Q&A Aruna Roy, 66, Organiser, Jan Parishad

Aruna Roy tells Revati Laul about the rising from the ground — both in the Jan Parishad and the AAP and what this could mean for 2014.

Aruna Roy
Aruna Roy Photo: Shailendra Pandey


What’s the need for a Jan Parishad and why now?
My villager friends have taught me that when they vote, they look at three things. When they pick a sarpanch, they look only at local issues. When they elect an MLA, they may vote completely differently. But when it comes to selecting an MP, they are clueless about what that person can actually deliver. Because they have no idea how manipulation takes place in Parliament either to make a legislation or to restrict powers or to do anything. Now they are evincing a great deal of interest in understanding how their vote actually works. Someone else told me recently that one section of the middle class constantly harps that “we have had too much democracy”. They say there are too many dharnas, etc. They don’t even bother to unravel the threads of this discussion and see if it is democracy or a denial of democracy. Slowly, it gels into a formation where you say democracy is bad. It’s a trajectory that is based on quicksand. So, for them too, it’s important to disaggregate this entire notion of a democracy and see what it really is. And recently, there have been so many questions. What is civil society? What is a government? What is a political party’s primary mandate?

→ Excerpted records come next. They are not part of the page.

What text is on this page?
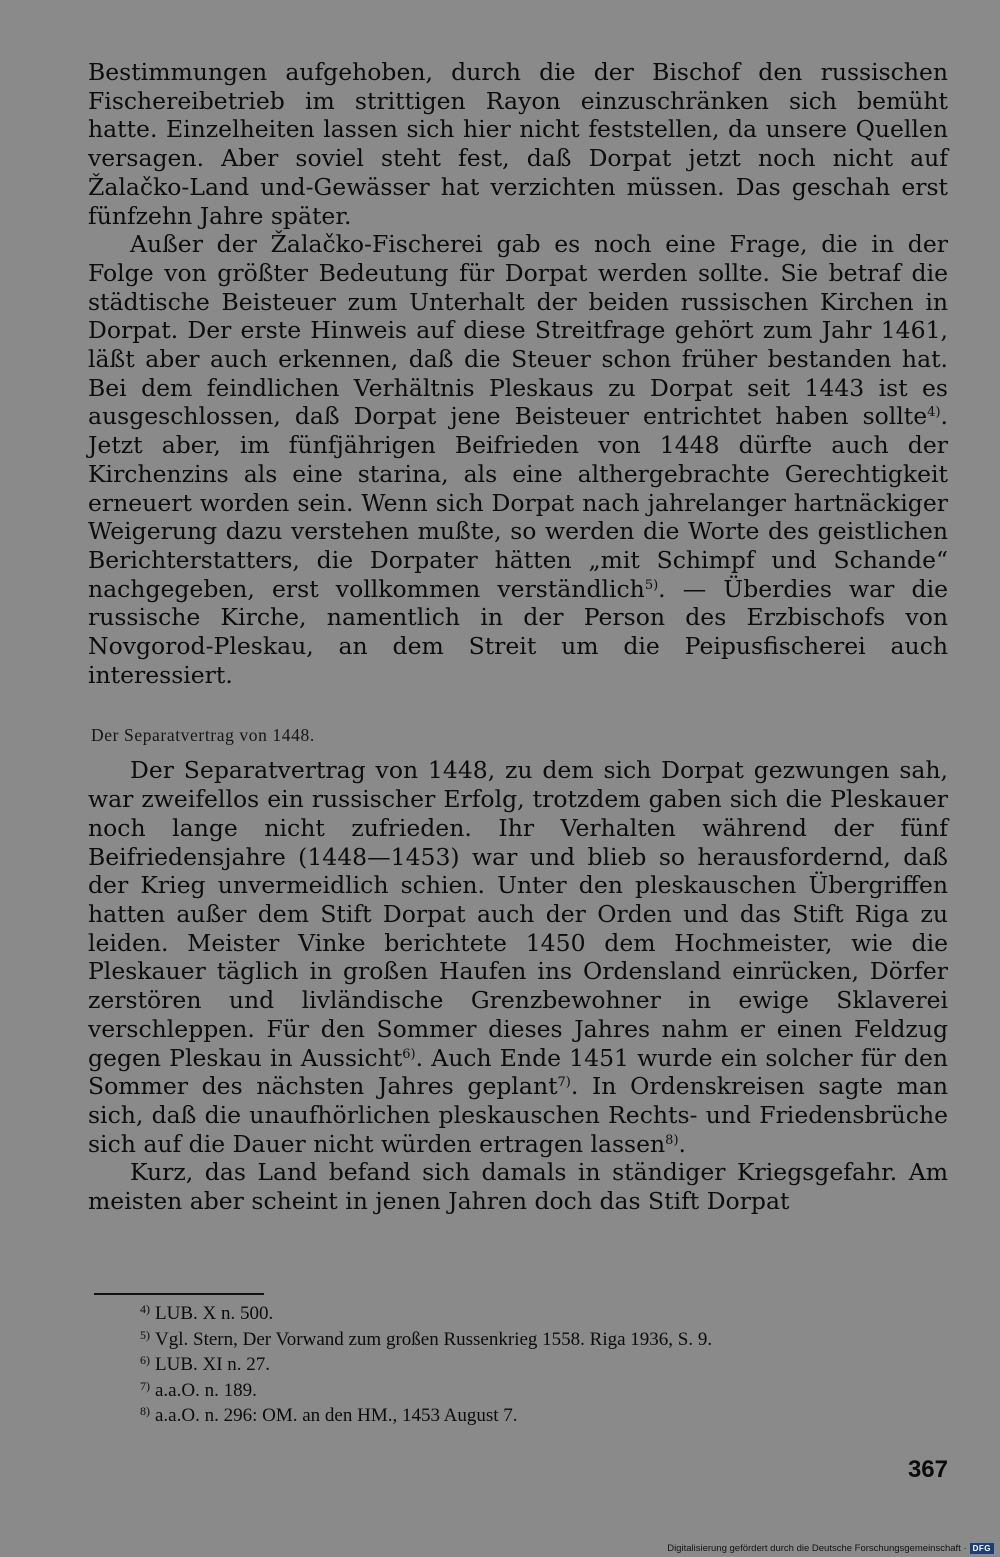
Bestimmungen aufgehoben, durch die der Bischof den russischen Fischereibetrieb im strittigen Rayon einzuschränken sich bemüht hatte. Einzelheiten lassen sich hier nicht feststellen, da unsere Quellen versagen. Aber soviel steht fest, daß Dorpat jetzt noch nicht auf Žalačko-Land und-Gewässer hat verzichten müssen. Das geschah erst fünfzehn Jahre später.

Außer der Žalačko-Fischerei gab es noch eine Frage, die in der Folge von größter Bedeutung für Dorpat werden sollte. Sie betraf die städtische Beisteuer zum Unterhalt der beiden russischen Kirchen in Dorpat. Der erste Hinweis auf diese Streitfrage gehört zum Jahr 1461, läßt aber auch erkennen, daß die Steuer schon früher bestanden hat. Bei dem feindlichen Verhältnis Pleskaus zu Dorpat seit 1443 ist es ausgeschlossen, daß Dorpat jene Beisteuer entrichtet haben sollte$^{4)}$. Jetzt aber, im fünfjährigen Beifrieden von 1448 dürfte auch der Kirchenzins als eine starina, als eine althergebrachte Gerechtigkeit erneuert worden sein. Wenn sich Dorpat nach jahrelanger hartnäckiger Weigerung dazu verstehen mußte, so werden die Worte des geistlichen Berichterstatters, die Dorpater hätten „mit Schimpf und Schande“ nachgegeben, erst vollkommen verständlich$^{5)}$. — Überdies war die russische Kirche, namentlich in der Person des Erzbischofs von Novgorod-Pleskau, an dem Streit um die Peipusfischerei auch interessiert.

Der Separatvertrag von 1448.

Der Separatvertrag von 1448, zu dem sich Dorpat gezwungen sah, war zweifellos ein russischer Erfolg, trotzdem gaben sich die Pleskauer noch lange nicht zufrieden. Ihr Verhalten während der fünf Beifriedensjahre (1448—1453) war und blieb so herausfordernd, daß der Krieg unvermeidlich schien. Unter den pleskauschen Übergriffen hatten außer dem Stift Dorpat auch der Orden und das Stift Riga zu leiden. Meister Vinke berichtete 1450 dem Hochmeister, wie die Pleskauer täglich in großen Haufen ins Ordensland einrücken, Dörfer zerstören und livländische Grenzbewohner in ewige Sklaverei verschleppen. Für den Sommer dieses Jahres nahm er einen Feldzug gegen Pleskau in Aussicht$^{6)}$. Auch Ende 1451 wurde ein solcher für den Sommer des nächsten Jahres geplant$^{7)}$. In Ordenskreisen sagte man sich, daß die unaufhörlichen pleskauschen Rechts- und Friedensbrüche sich auf die Dauer nicht würden ertragen lassen$^{8)}$.

Kurz, das Land befand sich damals in ständiger Kriegsgefahr. Am meisten aber scheint in jenen Jahren doch das Stift Dorpat

$^{4)}$ LUB. X n. 500.
$^{5)}$ Vgl. Stern, Der Vorwand zum großen Russenkrieg 1558. Riga 1936, S. 9.
$^{6)}$ LUB. XI n. 27.
$^{7)}$ a.a.O. n. 189.
$^{8)}$ a.a.O. n. 296: OM. an den HM., 1453 August 7.
367
Digitalisierung gefördert durch die Deutsche Forschungsgemeinschaft · DFG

Why 2014 as the objective and what are your aims?
2014 is election year. So, we want to start telling all political parties that if you don’t start addressing these issues, you won’t get our votes. We are not fighting to get a particular party into power. We are saying no matter who comes, you will have to deliver on these counts.

How do you place this group amid the many grassroots collectives, some of whom are now supporting Arvind’s party, while some remain with Anna?
Arvind’s is not a movement anymore. He has become a party. The demand for a political party to be formed didn’t arise from the movements. It created itself. So we would talk with that group like we would with any party. How can a movement be a party? It’s like saying I want to be both inside the House and outside. You can have sympathies in both places, but will be present in only one space.

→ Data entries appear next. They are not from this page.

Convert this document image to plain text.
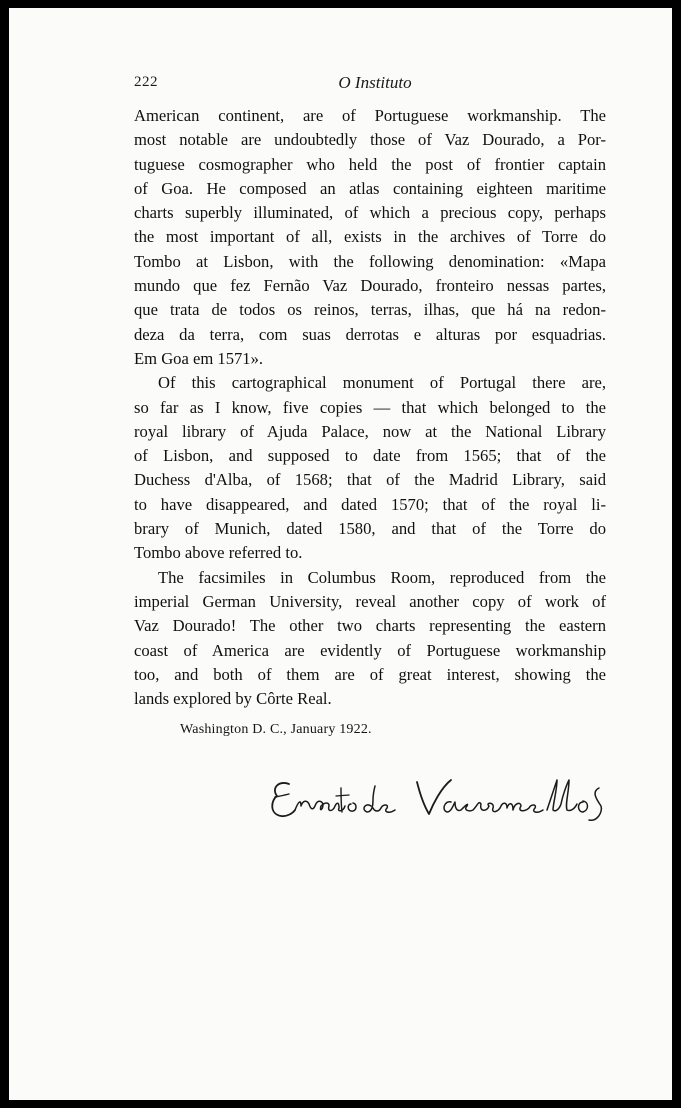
222	O Instituto
American continent, are of Portuguese workmanship. The
most notable are undoubtedly those of Vaz Dourado, a Por-
tuguese cosmographer who held the post of frontier captain
of Goa. He composed an atlas containing eighteen maritime
charts superbly illuminated, of which a precious copy, perhaps
the most important of all, exists in the archives of Torre do
Tombo at Lisbon, with the following denomination: «Mapa
mundo que fez Fernão Vaz Dourado, fronteiro nessas partes,
que trata de todos os reinos, terras, ilhas, que há na redon-
deza da terra, com suas derrotas e alturas por esquadrias.
Em Goa em 1571».
Of this cartographical monument of Portugal there are,
so far as I know, five copies — that which belonged to the
royal library of Ajuda Palace, now at the National Library
of Lisbon, and supposed to date from 1565; that of the
Duchess d'Alba, of 1568; that of the Madrid Library, said
to have disappeared, and dated 1570; that of the royal li-
brary of Munich, dated 1580, and that of the Torre do
Tombo above referred to.
The facsimiles in Columbus Room, reproduced from the
imperial German University, reveal another copy of work of
Vaz Dourado! The other two charts representing the eastern
coast of America are evidently of Portuguese workmanship
too, and both of them are of great interest, showing the
lands explored by Côrte Real.
Washington D. C., January 1922.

Has the metamorphosis of Arvind’s movement into a party upset you or provoked you in any way into underlining your kind of work with grassroots movements?
Our campaign is not a reaction against anybody. Let me underline that. It’s not because of this campaign or what the middle class is discussing that we are doing this, because the middle class has been discussing corruption in their drawing rooms forever. We didn’t lose anything that we have to reassert it.

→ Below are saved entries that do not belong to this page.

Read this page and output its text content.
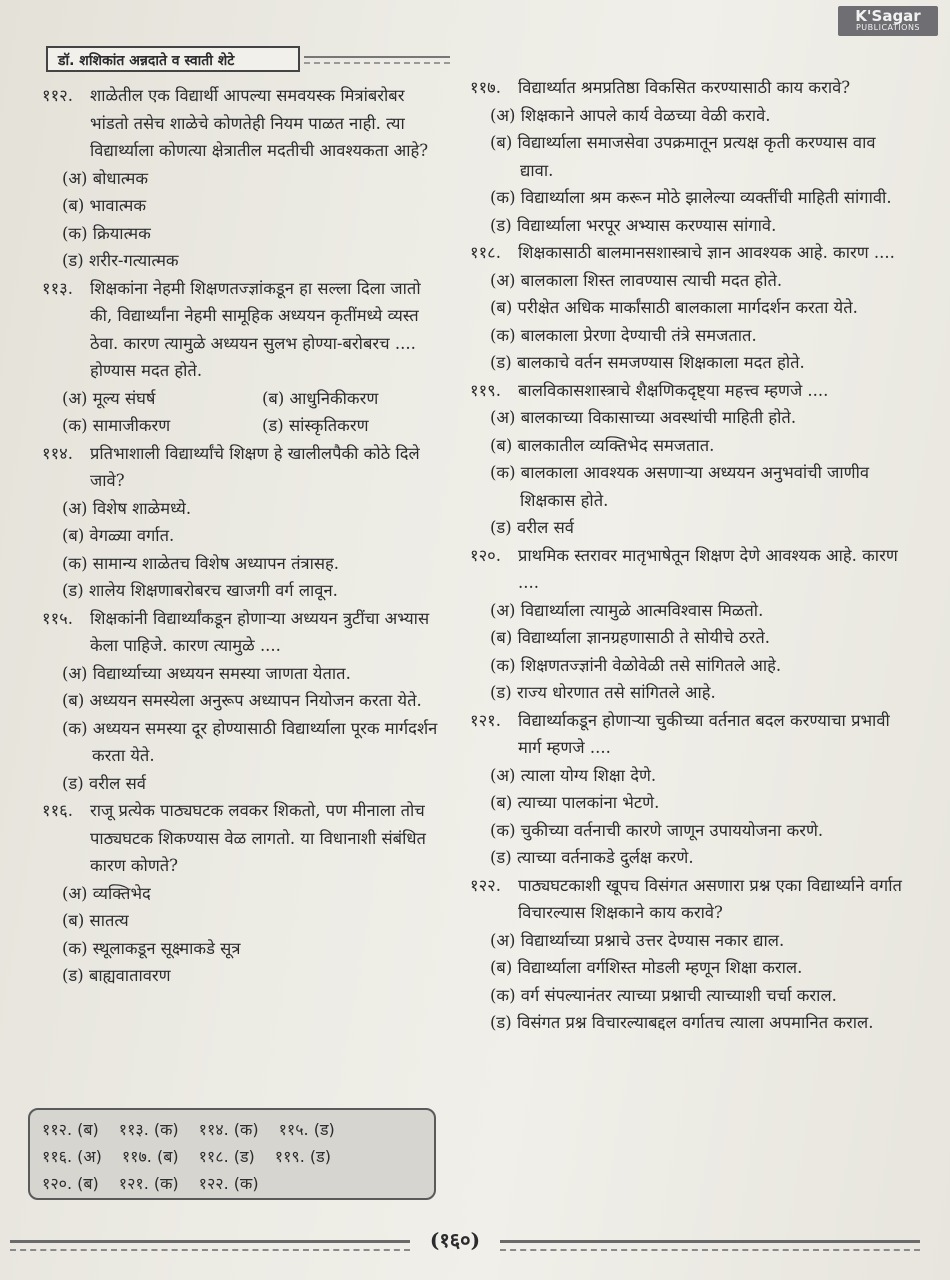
K'Sagar
PUBLICATIONS
डॉ. शशिकांत अन्नदाते व स्वाती शेटे
११२. शाळेतील एक विद्यार्थी आपल्या समवयस्क मित्रांबरोबर भांडतो तसेच शाळेचे कोणतेही नियम पाळत नाही. त्या विद्यार्थ्याला कोणत्या क्षेत्रातील मदतीची आवश्यकता आहे?
(अ) बोधात्मक
(ब) भावात्मक
(क) क्रियात्मक
(ड) शरीर-गत्यात्मक
११३. शिक्षकांना नेहमी शिक्षणतज्ज्ञांकडून हा सल्ला दिला जातो की, विद्यार्थ्यांना नेहमी सामूहिक अध्ययन कृतींमध्ये व्यस्त ठेवा. कारण त्यामुळे अध्ययन सुलभ होण्या-बरोबरच .... होण्यास मदत होते.
(अ) मूल्य संघर्ष	(ब) आधुनिकीकरण
(क) सामाजीकरण	(ड) सांस्कृतिकरण
११४. प्रतिभाशाली विद्यार्थ्यांचे शिक्षण हे खालीलपैकी कोठे दिले जावे?
(अ) विशेष शाळेमध्ये.
(ब) वेगळ्या वर्गात.
(क) सामान्य शाळेतच विशेष अध्यापन तंत्रासह.
(ड) शालेय शिक्षणाबरोबरच खाजगी वर्ग लावून.
११५. शिक्षकांनी विद्यार्थ्यांकडून होणाऱ्या अध्ययन त्रुटींचा अभ्यास केला पाहिजे. कारण त्यामुळे ....
(अ) विद्यार्थ्याच्या अध्ययन समस्या जाणता येतात.
(ब) अध्ययन समस्येला अनुरूप अध्यापन नियोजन करता येते.
(क) अध्ययन समस्या दूर होण्यासाठी विद्यार्थ्याला पूरक मार्गदर्शन करता येते.
(ड) वरील सर्व
११६. राजू प्रत्येक पाठ्यघटक लवकर शिकतो, पण मीनाला तोच पाठ्यघटक शिकण्यास वेळ लागतो. या विधानाशी संबंधित कारण कोणते?
(अ) व्यक्तिभेद
(ब) सातत्य
(क) स्थूलाकडून सूक्ष्माकडे सूत्र
(ड) बाह्यवातावरण
११७. विद्यार्थ्यात श्रमप्रतिष्ठा विकसित करण्यासाठी काय करावे?
(अ) शिक्षकाने आपले कार्य वेळच्या वेळी करावे.
(ब) विद्यार्थ्याला समाजसेवा उपक्रमातून प्रत्यक्ष कृती करण्यास वाव द्यावा.
(क) विद्यार्थ्याला श्रम करून मोठे झालेल्या व्यक्तींची माहिती सांगावी.
(ड) विद्यार्थ्याला भरपूर अभ्यास करण्यास सांगावे.
११८. शिक्षकासाठी बालमानसशास्त्राचे ज्ञान आवश्यक आहे. कारण ....
(अ) बालकाला शिस्त लावण्यास त्याची मदत होते.
(ब) परीक्षेत अधिक मार्कांसाठी बालकाला मार्गदर्शन करता येते.
(क) बालकाला प्रेरणा देण्याची तंत्रे समजतात.
(ड) बालकाचे वर्तन समजण्यास शिक्षकाला मदत होते.
११९. बालविकासशास्त्राचे शैक्षणिकदृष्ट्या महत्त्व म्हणजे ....
(अ) बालकाच्या विकासाच्या अवस्थांची माहिती होते.
(ब) बालकातील व्यक्तिभेद समजतात.
(क) बालकाला आवश्यक असणाऱ्या अध्ययन अनुभवांची जाणीव शिक्षकास होते.
(ड) वरील सर्व
१२०. प्राथमिक स्तरावर मातृभाषेतून शिक्षण देणे आवश्यक आहे. कारण ....
(अ) विद्यार्थ्याला त्यामुळे आत्मविश्वास मिळतो.
(ब) विद्यार्थ्याला ज्ञानग्रहणासाठी ते सोयीचे ठरते.
(क) शिक्षणतज्ज्ञांनी वेळोवेळी तसे सांगितले आहे.
(ड) राज्य धोरणात तसे सांगितले आहे.
१२१. विद्यार्थ्याकडून होणाऱ्या चुकीच्या वर्तनात बदल करण्याचा प्रभावी मार्ग म्हणजे ....
(अ) त्याला योग्य शिक्षा देणे.
(ब) त्याच्या पालकांना भेटणे.
(क) चुकीच्या वर्तनाची कारणे जाणून उपाययोजना करणे.
(ड) त्याच्या वर्तनाकडे दुर्लक्ष करणे.
१२२. पाठ्यघटकाशी खूपच विसंगत असणारा प्रश्न एका विद्यार्थ्याने वर्गात विचारल्यास शिक्षकाने काय करावे?
(अ) विद्यार्थ्याच्या प्रश्नाचे उत्तर देण्यास नकार द्याल.
(ब) विद्यार्थ्याला वर्गशिस्त मोडली म्हणून शिक्षा कराल.
(क) वर्ग संपल्यानंतर त्याच्या प्रश्नाची त्याच्याशी चर्चा कराल.
(ड) विसंगत प्रश्न विचारल्याबद्दल वर्गातच त्याला अपमानित कराल.
११२. (ब) ११३. (क) ११४. (क) ११५. (ड)
११६. (अ) ११७. (ब) ११८. (ड) ११९. (ड)
१२०. (ब) १२१. (क) १२२. (क)
(१६०)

Is there a perception that this government has lost its mandate and sunk to a low that hasn’t been seen in a while?
Well, no government has brought in a spate of legislations in which they have handed over the running of the government and principal sovereignty in management of fiscal policy to external investment in the country. Our problem lies there. It’s a fairly deliberate opening up of an economy for very specific ends. We are here to say to Parliament that we have sent you there to do business. That’s why we are fighting for a pre-legislative process. The government’s basic economic paradigm is affecting our sovereignty and that is the real issue. Not corruption. Corruption is a fallout of that arrangement. India is now running behind red herrings. And everyone is happy. Because no action is being questioned and when someone dares to ask a question, they are put in jail. Whether it is (Jharkhand land rights activist) Dayamani Barla or Medha Patkar.

Revati Laul is a Special Correspondent with Tehelka.